At the other end of the scale, people living in the district of Fenland in north Cambridgeshire came out bottom when asked how happy they felt the previous day – rating their own happiness at just 6.7 out of 10.
The researchers warn conclusions from the data should be “made with caution” though, because discrepancies such as different sample sizes in different areas may have skewed some results.
The study looked at four measures of personal wellbeing across the country: life satisfaction, feeling that things done in life are worthwhile, happiness and anxiety. Surveys were conducted between April 2017 and March 2018.
As well as overtaking the people of Craven in North Yorkshire on happiness levels, Rushmoor residents came out on top for overall life satisfaction and a feeling that their lives were worthwhile.
In contrast, those living in Broxbourne, Hertfordshire, reported the greatest levels of anxiety. You can see how your local area fared using the tool below.

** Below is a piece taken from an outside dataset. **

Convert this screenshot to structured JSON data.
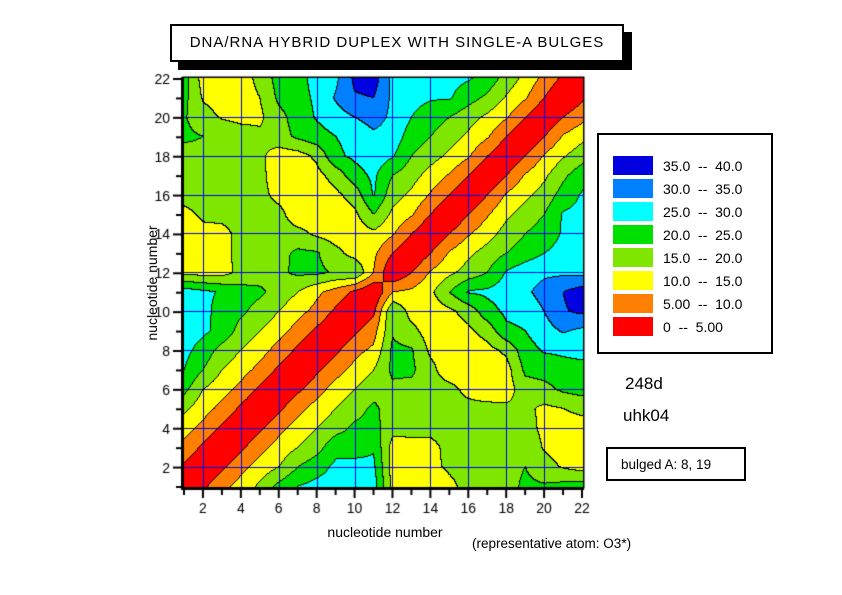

Overall, the average scores of UK residents in each of the four categories were unchanged from last year. They came out as:
7.7 out of 10 for life satisfaction
7.9 out of 10 for feeling that the things done in life are worthwhile
7.5 out of 10 for happiness yesterday
2.9 out of 10 for anxiety yesterday
Interestingly, there appears to be a greater disparity of life satisfaction in Wales compared with other parts of the UK. A larger proportion of people in Wales reported either low or very high levels of life satisfaction, the researchers noted. For happiness and worthwhile measures, a larger percentage of people in Wales also gave low scores compared to the rest of the UK.
The full analysis is available to view on the ONS website.